JOURNEY OF LOST SOULS
A Halloween Reflection On Unitarian Universalism And Freedom as a Spiritual Practice
30 October 2005
James Ishmael Ford

It is occasionally suggested I’m oblique; particularly when I start waxing eloquent about matters spiritual. The problem, I fear, is that we rarely can encounter the really important things head on. Truth, as elusive as it is, like love, is usually discerned, at least I find, from the corner of the eye. We are, in C. S. Lewis’s felicitous phrase, more often than not, surprised by joy. In that oblique spirit, looking out the corner of the eye, I hope to take us on a small meander. Broadly, we’re going to go from Halloween to a consideration of multiple worlds, to a little digging into what we might mean by freedom, and finally to an invitation to our own freedom, yours and mine: the wild heart of what we really are.

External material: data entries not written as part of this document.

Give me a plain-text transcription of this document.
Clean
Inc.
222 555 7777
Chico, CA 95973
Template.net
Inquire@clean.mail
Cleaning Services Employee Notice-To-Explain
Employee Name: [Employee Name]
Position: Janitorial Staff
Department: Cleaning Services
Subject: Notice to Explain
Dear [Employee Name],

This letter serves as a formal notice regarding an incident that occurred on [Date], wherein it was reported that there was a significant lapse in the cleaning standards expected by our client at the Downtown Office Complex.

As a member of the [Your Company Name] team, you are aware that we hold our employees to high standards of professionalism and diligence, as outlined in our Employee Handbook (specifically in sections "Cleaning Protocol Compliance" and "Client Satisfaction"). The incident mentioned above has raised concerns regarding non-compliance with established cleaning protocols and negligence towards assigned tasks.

Last night Rita and Chris and I were off to the UU Urban ministry celebration of the 25th continuous year of its Renewal House project. It was quite an affair. Our own Jan Shapiro was part of the headliner entertainment. I found it fun to see so many of the great and good of the Unitarian Universalist world there; and considering how many other worthy events were going on, how many of us from FUSN were able to be present at the First Unitarian Church in Boston.

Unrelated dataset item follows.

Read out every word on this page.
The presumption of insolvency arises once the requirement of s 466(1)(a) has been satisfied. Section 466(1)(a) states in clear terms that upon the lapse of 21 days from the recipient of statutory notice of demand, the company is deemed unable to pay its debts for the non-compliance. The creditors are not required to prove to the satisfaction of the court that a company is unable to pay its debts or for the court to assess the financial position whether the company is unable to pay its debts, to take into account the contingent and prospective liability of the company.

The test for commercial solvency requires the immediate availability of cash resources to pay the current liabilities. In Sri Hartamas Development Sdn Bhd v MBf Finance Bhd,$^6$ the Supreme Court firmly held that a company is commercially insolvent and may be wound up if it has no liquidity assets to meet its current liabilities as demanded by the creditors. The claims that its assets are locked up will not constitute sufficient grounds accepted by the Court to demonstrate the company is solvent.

When we left, as we walked back to the car I first noticed a large mini-skirted bunny rabbit flag down a cab. Then, we walked past a vampire, a clown and a pirate standing together engaged in what appeared to be a serious conversation. In the three blocks we walked to the car we passed a surprising number of strange and mysterious creatures each on their own private trajectory. I was confused for a moment, well, at least for the bunny rabbit, before recalling that, yes, indeed, this is the Halloween season.

Brian Kiely, minister of our UU congregation in Edmonton, Alberta observes “I have always loved Hallowe’en for more than just the costumes and the sugar rush. It is the gateway to the season, the celebration of hidden things and shadowy wisdom. All Souls followed by All Saints. I usually take the dog for a walk on Hallowe’en night after the three foot goblins have gone home with their loot. I feel the leaves blowing and somehow the possibility of spirits reaching out through the veil and across the breeze seems very real.”

It is the tradition of western myths that Halloween, this season, is a time in the cycles of our lives when the divisions between the worlds of the living and the dead are stretched to the thinnest possible membrane, and, occasionally, torn asunder. I’m caught up with that idea of pushing through and discovering other worlds.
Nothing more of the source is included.